If stupidity were a crime, the nitwits in the cheap horror flick Turistas would be doing time in Attica. A grubby, lethally dull bid to cash in on the new extreme horror, the film turns on a conceit as frayed as Freddy Krueger's shtick: a group of hotties stumble into the lair of a madman. Carnage ensues. Here the hapless, clueless and braless are the English-speaking tourists of the film's title who, having gone abroad to party hearty, end up being batted about by a wacky cat with very sharp claws and a seriously sick sense of social justice.
Although his heart clearly isn't in the more unsavory aspects of the job, namely slicing and dicing, the director, John Stockwell, does make a faint, early effort to infuse the proceedings with a smidgen of humor. The opening scene of a Brazilian bus careering wildly on a twisty rural road while the sweaty, swarthy bus driver rummages inside his nostrils (and wrestles a shift stick adorned with a pentagram), does manage to squeeze some dubious humor from the image of the freaked-out white tourist. The only problem is that in this case those fears turn out to be entirely justified, since it isn't long before the bus is sliding down a mountain, taking that initial flicker of amused reflexivity with it.

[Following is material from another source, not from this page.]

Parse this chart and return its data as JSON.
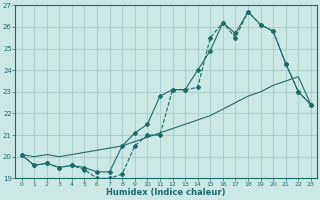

What follows is the old splatter and scream as the interchangeable pretty girls and hard-body boys are lined up like ducks to be shot down or, in the case of one turista, gutted while still conscious. (The actors playing the ducks are similarly interchangeable; you can find their names in the accompanying credit box.) This operation, which isn't any more disgusting than the medical surgeries that crop up on television - though it's considerably less well-lighted - is as laughable as it is repulsive. That's especially true when the evil doctor, Zamora (Miguel Lunardi, eyeballs popping), places one victim's internal organs next to her fetching naked breast, a gesture that neatly encapsulates the sexual panic and misogyny that characterize the stupidest examples of extreme horror.
Apologists for vivisectionist entertainment trot out all sorts of rationales to justify the spectacle of human torture instead of just admitting that such spectacles turn them on. In this respect the horror audience, in its enthusiasm for go-go gore, is far more honest than those who hide behind the fig leaf of radical politics. Like Hostel (a critique of American arrogance, don'tcha know), which seems the most direct inspiration for Turistas, this film involves first-world tourists who are violently punished for traveling into a third-world (or third-world-like) country. Turistas plays this political angle more openly than does Hostel, since Zamora defends his blood lust by donating gringo organs to his country's poor. Yeah, yeah, yeah, and Jason and Freddy donate regularly to their local blood banks.
Advancements in special effects have made it easier than ever to make fictional disembowelments and the like look super-realistic. And on a funda-mental level, the charnel-house aesthetics of films like Hostel, Cabin Fever and the remake of The Texas Chain Saw Massacre are not any different from the graphic passages in films like Saving Private Ryan and Flags of Our Fathers. The goals of these war movies are certainly far loftier than those of a run-of-the-mill horror divertissement, but in the end they all traffic - in part or in whole - in convincing images of extreme human suffering. Some films do it for art; others for amusement. For better and at times for worse, though, the cinema of death now appears inescapable.